What of the sin that hides so well in this culture and sneaks up on me and entangles before I even know of its presence? What of the loneliness that crushes my heart as I try to reach out to people who just don’t get it, as I watch on facebook as the ones who do live their lives in a country I ache to be in?
I just want to escape it all… but there is no escape. I’m stuck on a college campus and there is nowhere to be alone. The library, the cafeteria, the lounge- I am surrounded by people. My room where I just want to curl up in my bed and cry is full of a roommate. I go to sleep and sleep before the sun sets and wake after it rises, because this brings the only escape from it all.
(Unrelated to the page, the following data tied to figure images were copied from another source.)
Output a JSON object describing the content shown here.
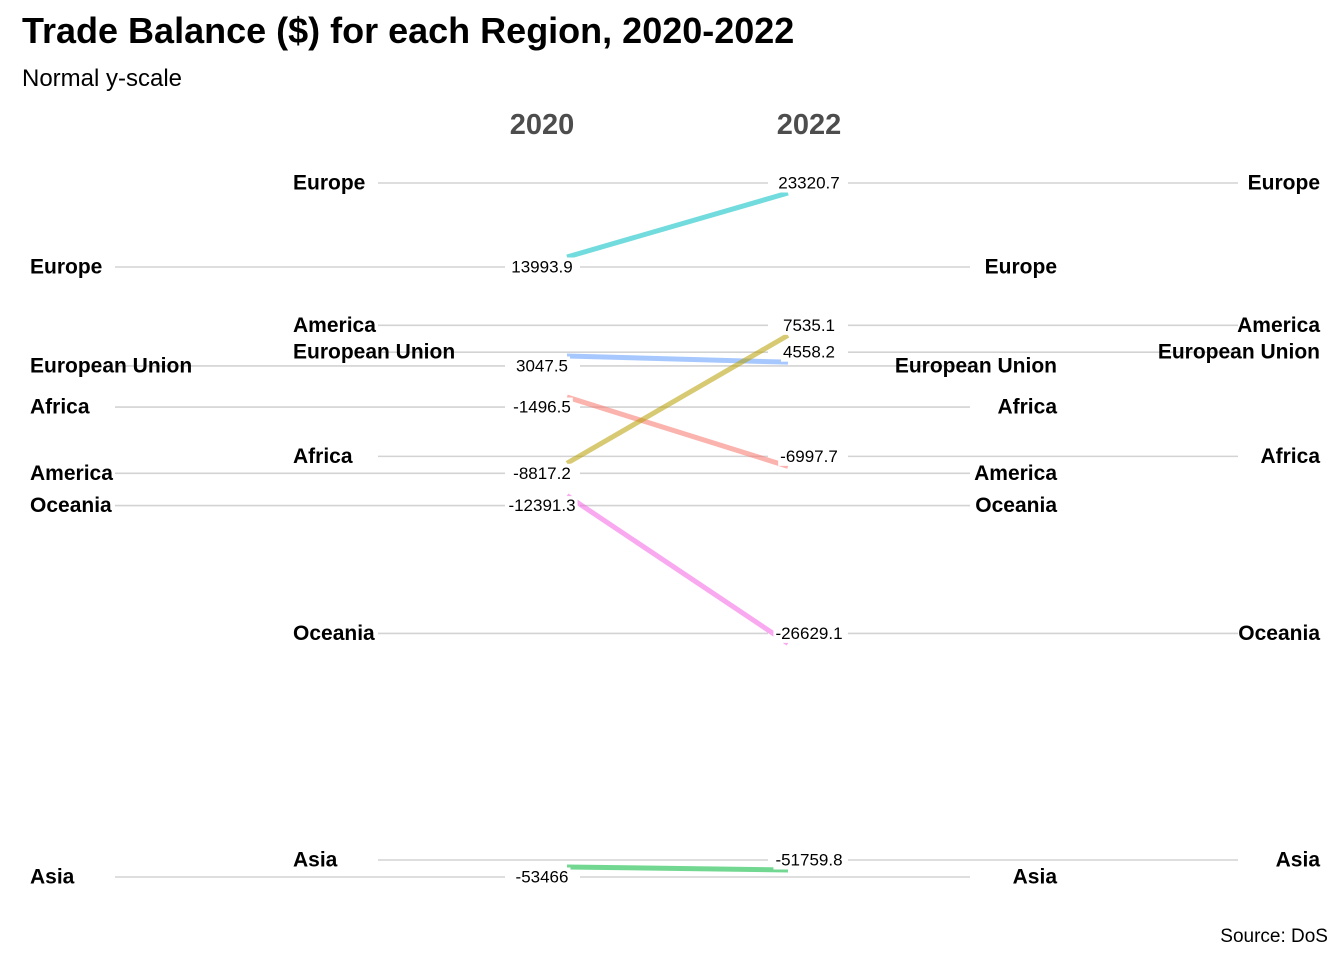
{
  "chart_data": {
    "type": "line",
    "title": "Trade Balance ($) for each Region, 2020-2022",
    "subtitle": "Normal y-scale",
    "caption": "Source: DoS",
    "x": [
      "2020",
      "2022"
    ],
    "series": [
      {
        "name": "Europe",
        "values": [
          13993.9,
          23320.7
        ],
        "labels": [
          "13993.9",
          "23320.7"
        ],
        "color": "#00BFC4"
      },
      {
        "name": "European Union",
        "values": [
          3047.5,
          4558.2
        ],
        "labels": [
          "3047.5",
          "4558.2"
        ],
        "color": "#619CFF"
      },
      {
        "name": "Africa",
        "values": [
          -1496.5,
          -6997.7
        ],
        "labels": [
          "-1496.5",
          "-6997.7"
        ],
        "color": "#F8766D"
      },
      {
        "name": "America",
        "values": [
          -8817.2,
          7535.1
        ],
        "labels": [
          "-8817.2",
          "7535.1"
        ],
        "color": "#B79F00"
      },
      {
        "name": "Oceania",
        "values": [
          -12391.3,
          -26629.1
        ],
        "labels": [
          "-12391.3",
          "-26629.1"
        ],
        "color": "#F564E3"
      },
      {
        "name": "Asia",
        "values": [
          -53466,
          -51759.8
        ],
        "labels": [
          "-53466",
          "-51759.8"
        ],
        "color": "#00BA38"
      }
    ],
    "legend": "none",
    "grid": false
  }
}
My week has been emotionally exhausting with one drop of big news after another. I don’t know if my girly emotions can handle anything else. I am so so tired. And feel so so wretched. And I cry out for grace but my flesh blocks it from coming and I sink into the hole of my self-made pit of self pity. I am so very weak.
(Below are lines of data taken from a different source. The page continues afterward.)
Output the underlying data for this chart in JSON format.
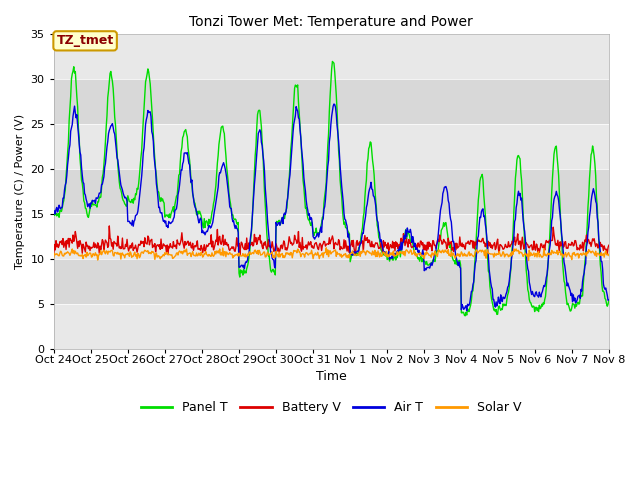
{
  "title": "Tonzi Tower Met: Temperature and Power",
  "xlabel": "Time",
  "ylabel": "Temperature (C) / Power (V)",
  "ylim": [
    0,
    35
  ],
  "yticks": [
    0,
    5,
    10,
    15,
    20,
    25,
    30,
    35
  ],
  "annotation_text": "TZ_tmet",
  "annotation_box_facecolor": "#ffffcc",
  "annotation_box_edgecolor": "#cc9900",
  "annotation_text_color": "#8b0000",
  "fig_facecolor": "#ffffff",
  "plot_facecolor": "#ffffff",
  "band_colors": [
    "#e8e8e8",
    "#d8d8d8"
  ],
  "x_tick_labels": [
    "Oct 24",
    "Oct 25",
    "Oct 26",
    "Oct 27",
    "Oct 28",
    "Oct 29",
    "Oct 30",
    "Oct 31",
    "Nov 1",
    "Nov 2",
    "Nov 3",
    "Nov 4",
    "Nov 5",
    "Nov 6",
    "Nov 7",
    "Nov 8"
  ],
  "colors": {
    "panel_t": "#00dd00",
    "battery_v": "#dd0000",
    "air_t": "#0000dd",
    "solar_v": "#ff9900"
  },
  "legend_labels": [
    "Panel T",
    "Battery V",
    "Air T",
    "Solar V"
  ],
  "panel_peaks": [
    31.5,
    30.5,
    31.0,
    24.5,
    24.8,
    26.7,
    29.5,
    32.0,
    22.8,
    13.0,
    14.0,
    19.5,
    22.0,
    22.5,
    22.5,
    20.5
  ],
  "panel_bases": [
    15.0,
    16.0,
    16.5,
    15.0,
    14.0,
    9.5,
    14.0,
    14.5,
    13.0,
    10.0,
    10.0,
    8.5,
    10.0,
    9.5,
    9.0,
    9.0
  ],
  "panel_mins": [
    15.0,
    16.0,
    16.5,
    15.0,
    14.0,
    8.5,
    14.0,
    13.0,
    10.5,
    10.0,
    9.5,
    4.0,
    4.5,
    4.5,
    5.0,
    9.0
  ],
  "air_peaks": [
    26.5,
    25.0,
    26.5,
    22.0,
    20.5,
    24.0,
    26.5,
    27.5,
    18.0,
    13.0,
    18.0,
    15.5,
    17.5,
    17.5,
    17.5,
    16.5
  ],
  "air_bases": [
    15.5,
    16.5,
    14.0,
    14.0,
    13.0,
    9.5,
    13.5,
    13.5,
    12.0,
    10.0,
    10.0,
    9.0,
    10.0,
    10.0,
    10.0,
    9.5
  ],
  "air_mins": [
    15.5,
    16.5,
    14.0,
    14.0,
    13.0,
    9.0,
    14.0,
    12.5,
    10.5,
    10.5,
    9.0,
    4.5,
    5.5,
    6.0,
    5.5,
    9.5
  ]
}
I read blogs of people living the life I desire and I know I can’t do that. Here I am curled up in a ball over an onslaught of emotional news and whining about the lack of solitude. Africa never allows for solitude. Africa throws emotional news at you day after day. If I can’t do it here how can I do it there? How was I so prideful to think I would avoid burnout? I’m not even there yet and I’m fighting it; fighting so many feelings of inadequacy that my legs buckle beneath me.
I’m sick of blog posts that finish with happy wonderful spiritual endings. I’m sick of people writing about their struggles but wrapping it up with a reminder of Christ’s promises and their resolve to hold on to them. I don’t doubt their faith- I just wish I had some. I wish there were more people out there that wrote about their faith struggles- who admitted that sometimes when things get rough they don’t feel like God’s there or they don’t want to reach for him.
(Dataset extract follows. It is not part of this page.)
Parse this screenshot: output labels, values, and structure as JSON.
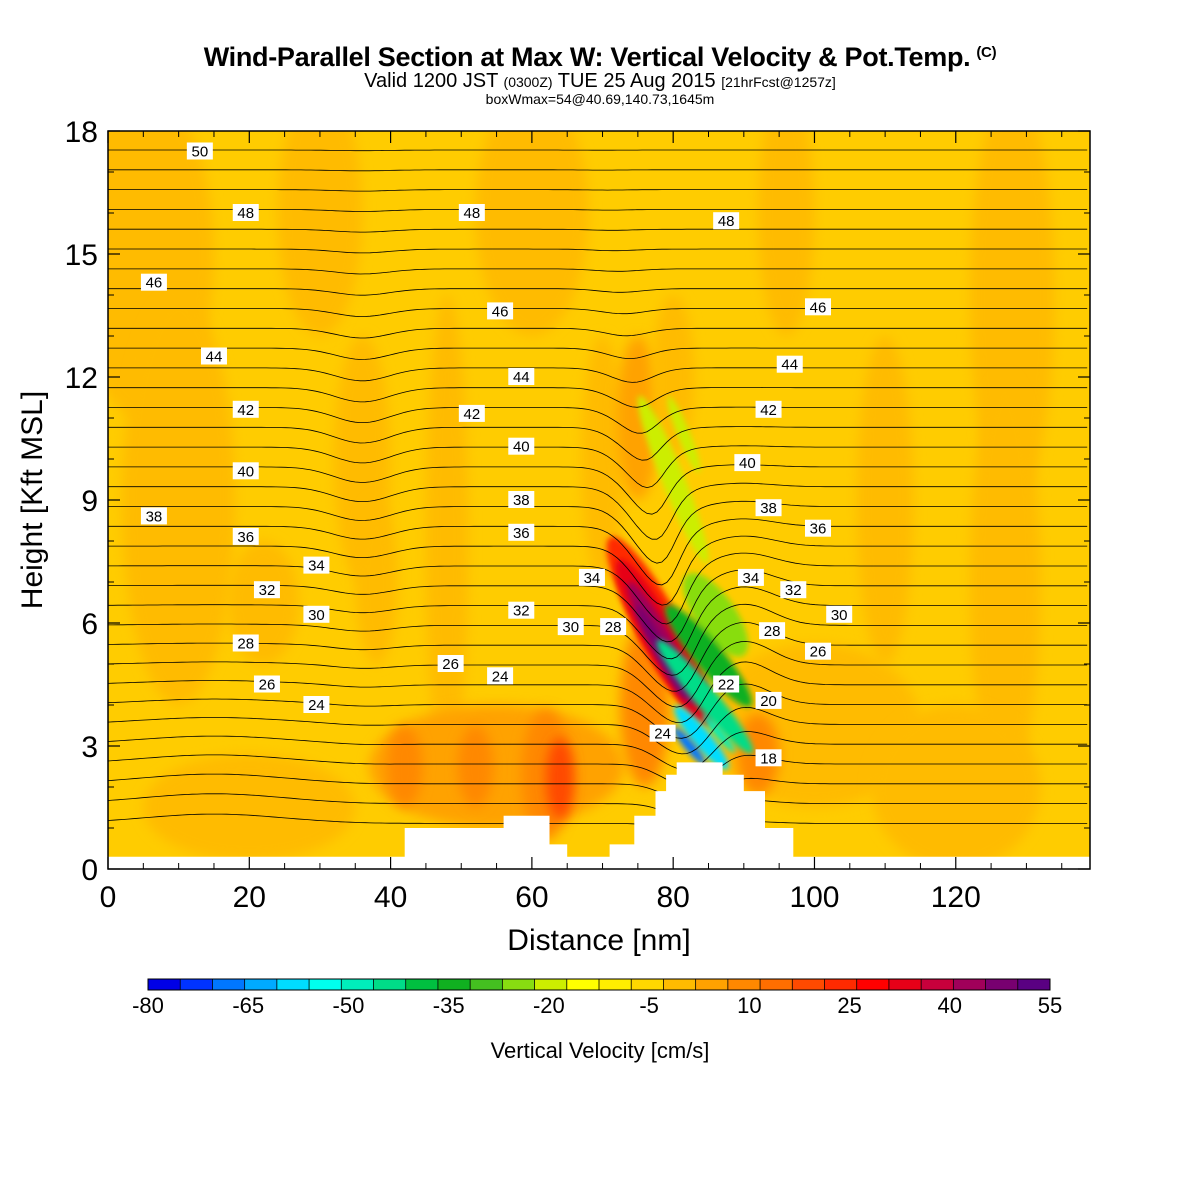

I know all the church answers:
Lean on him
Approach the throne of grace with confidence
But what we don’t talk about much in Sunday School is what to do when you can’t make yourself do any of that. What’s the answer to a faith crisis that hinders the ability to approach the throne of grace? What do we do with the anger and self hatred when we see ourselves as what we truly are instead of what God sees through Christ’s blood?
I wish we talked about that more. Maybe I’d have more answers if we did.
There is such a temptation to not post this... or at least wait until I feel a little more Christian. Wait until the faith does come trickling back and I can pick myself back up and take hold of Christ's promises, and approach the throne of grace with confidence, and lean on him, and do just what they taught me to do in Sunday School- and then pretend like this faith crisis never happened.
But if I did that I would give the illusion I am one of those incredible people who can make it through thanks to my monstrously strong faith. The truth is i'm not. The truth is I have no idea how i'm going to make it through. The truth is I fail like you wouldn't believe.
So if you ever join me in this faith crisis, if you ever feel completely inadequate and weak, if you ever struggle with leaning on God and bringing hope to the darkness...
know that you are not alone. I'm right there with you.